Thank you.
Basically, there is a bit of research asking police officers, prosecutors, judges, and others whether they feel that in their opinion the program has assisted in the development of a proof or a condition, or whatever. The evidence that you would be looking for really requires some kind of contact with the witnesses, and the whole purpose of the program is to deny people access to those witnesses.
So usually this is being done either through vetting a researcher or research team through a very stringent process to make sure you're not exposing witnesses, and that's complicated, but possible. It has been done. The second one is to function and to ask your questions of the witnesses through their handlers or through the people responsible for their protection.
I do know, for instance, that there was a questionnaire that was given to some of the witnesses in the current RCMP witness protection program as part of the work of the commission of inquiry into the Air India incident. So it is possible to do so and it is possible to get information from them. I believe the methodology in that particular case was that questions were developed by the commission's counsel.
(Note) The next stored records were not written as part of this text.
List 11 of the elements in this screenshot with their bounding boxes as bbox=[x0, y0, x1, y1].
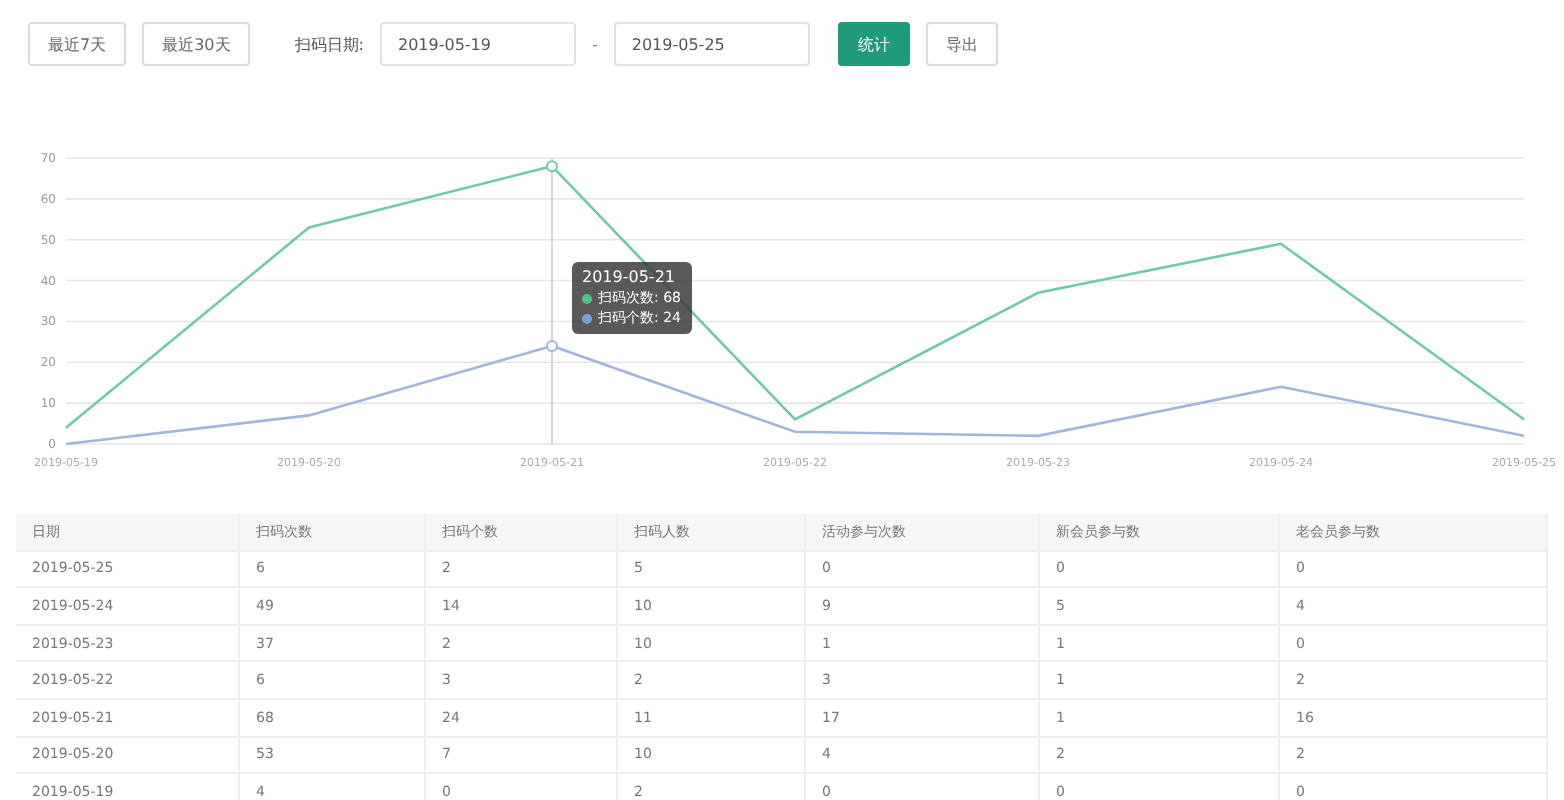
tooltip-date: 2019-05-21 bbox=[582, 268, 677, 289]
statistics-button[interactable]: 统计 bbox=[837, 22, 910, 66]
start-date-field[interactable]: 2019-05-19 bbox=[379, 22, 576, 66]
data-point bbox=[546, 160, 558, 173]
export-button[interactable]: 导出 bbox=[925, 22, 998, 66]
data-point bbox=[546, 339, 558, 352]
scan-date-label: 扫码日期: bbox=[294, 33, 364, 55]
date-range-button[interactable]: 最近30天 bbox=[142, 22, 251, 66]
date-separator: - bbox=[591, 35, 598, 53]
end-date-field[interactable]: 2019-05-25 bbox=[613, 22, 810, 66]
date-range-button[interactable]: 最近7天 bbox=[28, 22, 127, 66]
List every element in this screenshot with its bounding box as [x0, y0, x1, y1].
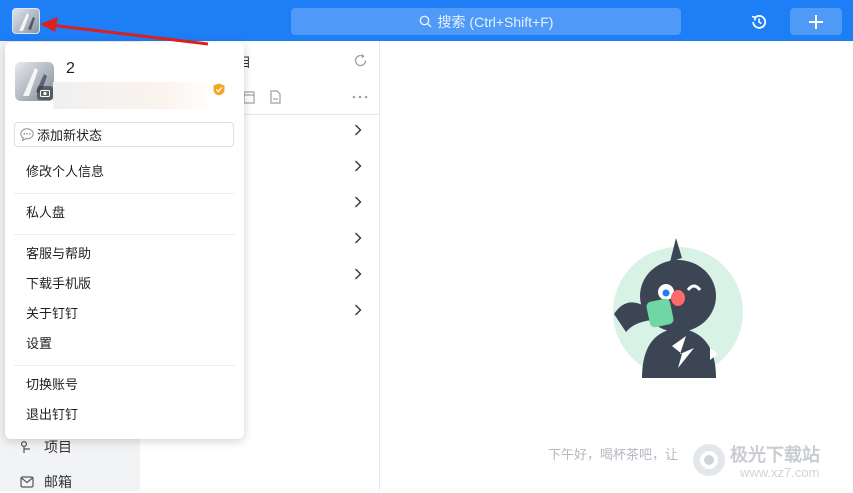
search-icon — [419, 15, 432, 28]
empty-state-message: 下午好，喝杯茶吧，让 — [548, 447, 679, 462]
menu-switch-account[interactable]: 切换账号 — [26, 376, 78, 394]
add-status-button[interactable]: 添加新状态 — [14, 122, 234, 147]
profile-popup: 2 添加新状态 修改个人信息 私人盘 客服与帮助 下载手机版 关于钉钉 设置 切… — [5, 42, 244, 439]
watermark: 极光下载站 www.xz7.com — [690, 438, 850, 484]
chevron-right-icon[interactable] — [352, 124, 364, 136]
menu-edit-profile[interactable]: 修改个人信息 — [26, 163, 104, 181]
chevron-right-icon[interactable] — [352, 232, 364, 244]
verified-badge-icon — [213, 83, 225, 96]
history-icon — [751, 14, 767, 29]
search-placeholder: 搜索 (Ctrl+Shift+F) — [437, 13, 554, 30]
chevron-right-icon[interactable] — [352, 304, 364, 316]
sidebar-item-mail[interactable]: 邮箱 — [20, 471, 72, 493]
speech-bubble-icon — [20, 128, 34, 141]
divider — [14, 365, 235, 366]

The questions were vetted, discussed with the RCMP officials responsible for the program, and then they basically administered the questionnaire, if you would call it that, to the witnesses.
I do not know whether the findings have yet been made public by the commission. I presume it will be part of its report. So it's possible. Even in Canada, it's possible.
The normal reaction you get in all countries, and I think to a certain extent in Canada, when you ask whether you can do this kind of research...the first response is, “No, we cannot do it, it's too secret, it's too difficult. You have to protect the witnesses. There are no methodological ways of doing it.” That's not true. It's not because it's a program that requires a high level of security that it's not possible to do some research. That's what I mean by using the word “transparency” here and there in my report to you.